In court Friday, Johnson (D), apologized for her actions and described herself as a “woman of integrity, a woman of service, a woman who genuinely cares for the lives of others.” She said she was in the dark about bribes that prosecutors said netted her husband as much as $1 million over the course of years.
“I refused to allow my aberrant behavior to define me,” she said. “The truth is that I was a full-time working mother of three children while Jack was in office. I could not and did not focus on Jack’s activities because I was focused on my family’s needs.”
Messitte, who on Tuesday sentenced Jack Johnson (D) to more than seven years in prison, said her account “does not compute.”
“Clearly, she knew. I cannot accept the defendant’s explanation today that she did not,” he said. “She knew she was dealing with tainted money.”
The Johnsons’ sentences, after a six-year federal corruption investigation, mark the fall of an ambitious power couple who were known as public faces of African American success in Prince George’s.

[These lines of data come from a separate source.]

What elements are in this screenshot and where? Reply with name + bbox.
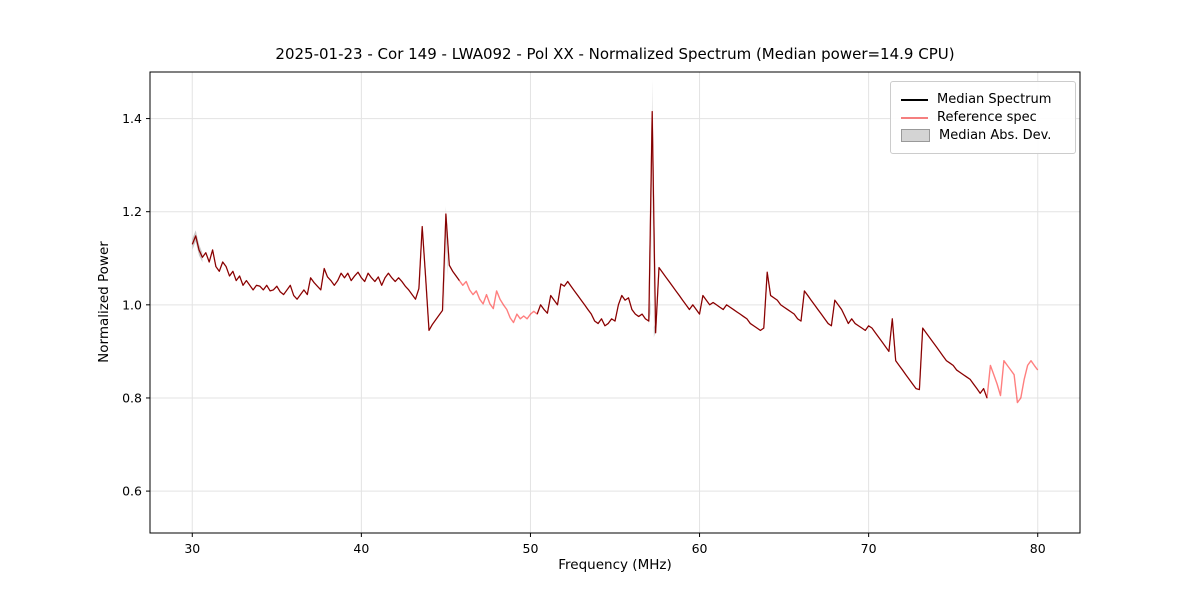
y-tick-label: 1.2 (122, 204, 142, 219)
x-axis-label: Frequency (MHz) (558, 557, 672, 573)
legend-label-median: Median Spectrum (937, 92, 1052, 107)
x-tick-label: 80 (1030, 541, 1046, 556)
median-spectrum-line (191, 111, 988, 399)
legend-label-reference: Reference spec (937, 110, 1037, 125)
y-tick-label: 0.6 (122, 484, 142, 499)
reference-spec-line (191, 110, 1039, 404)
legend-label-mad: Median Abs. Dev. (939, 128, 1052, 143)
legend-entry-mad: Median Abs. Dev. (901, 128, 1065, 143)
y-axis-label: Normalized Power (96, 241, 112, 363)
mad-patch-swatch (901, 129, 930, 142)
median-line-swatch (901, 98, 928, 101)
reference-line-swatch (901, 116, 928, 119)
x-tick-label: 60 (692, 541, 708, 556)
y-tick-label: 0.8 (122, 390, 142, 405)
x-tick-label: 40 (353, 541, 369, 556)
mad-band (192, 230, 203, 262)
axes-frame (149, 71, 1081, 534)
legend-entry-reference: Reference spec (901, 110, 1065, 125)
y-tick-label: 1.4 (122, 111, 142, 126)
x-tick-label: 50 (523, 541, 539, 556)
legend: Median Spectrum Reference spec Median Ab… (890, 81, 1076, 154)
x-tick-label: 70 (861, 541, 877, 556)
x-tick-label: 30 (184, 541, 200, 556)
plot-title: 2025-01-23 - Cor 149 - LWA092 - Pol XX -… (275, 45, 955, 63)
y-tick-label: 1.0 (122, 297, 142, 312)
legend-entry-median: Median Spectrum (901, 92, 1065, 107)
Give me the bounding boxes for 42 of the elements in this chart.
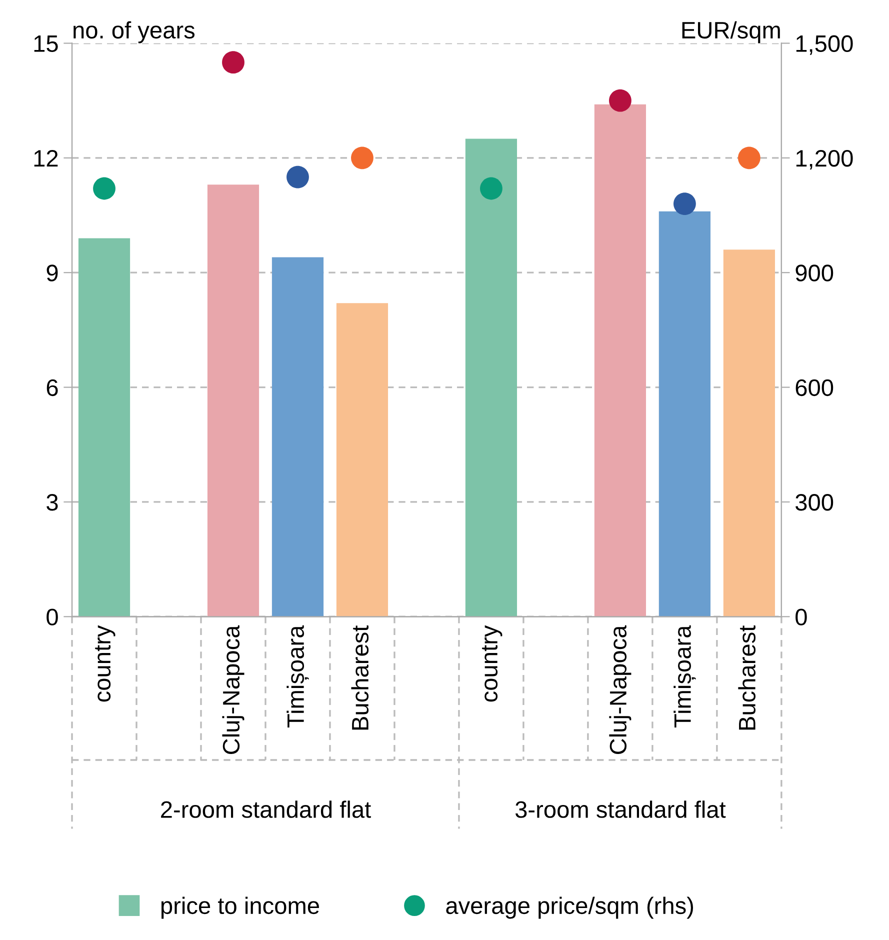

Prosecutors said the investigation is continuing, leaving open the possibility that others in county politics and business could be implicated.
Prosecutor David Copperthite said Leslie Johnson was aware of her husband’s activities and understood what she was doing when she destroyed evidence. “She wasn’t just obstructing the crimes of her husband,” Copperthite said. “She was obstructing her own crimes.”
Messitte agreed with prosecutors. “Mrs. Johnson,” the judge said as he explained the sentence, “you are not an innocent spouse, you were a complicit spouse.”
Leslie Johnson is to report to prison March 9 and will be eligible for release after 10 months, Messitte said. She had asked to remain free on probation, saying she needs to care for her 91-year-old mother, an ill sister and a son in his 20s, who is in graduate school and lives at home.
Copperthite described Johnson as “very cool, very calculated,” when she was overheard consulting with her husband as he advised her to tear up a $100,000 check from Laurel physician Mirza Baig, who has been convicted in connection with the probe, and help locate cash hidden in the house. She then tried to leave undetected by federal agents and with nearly $80,000 in cash stuffed in her underwear.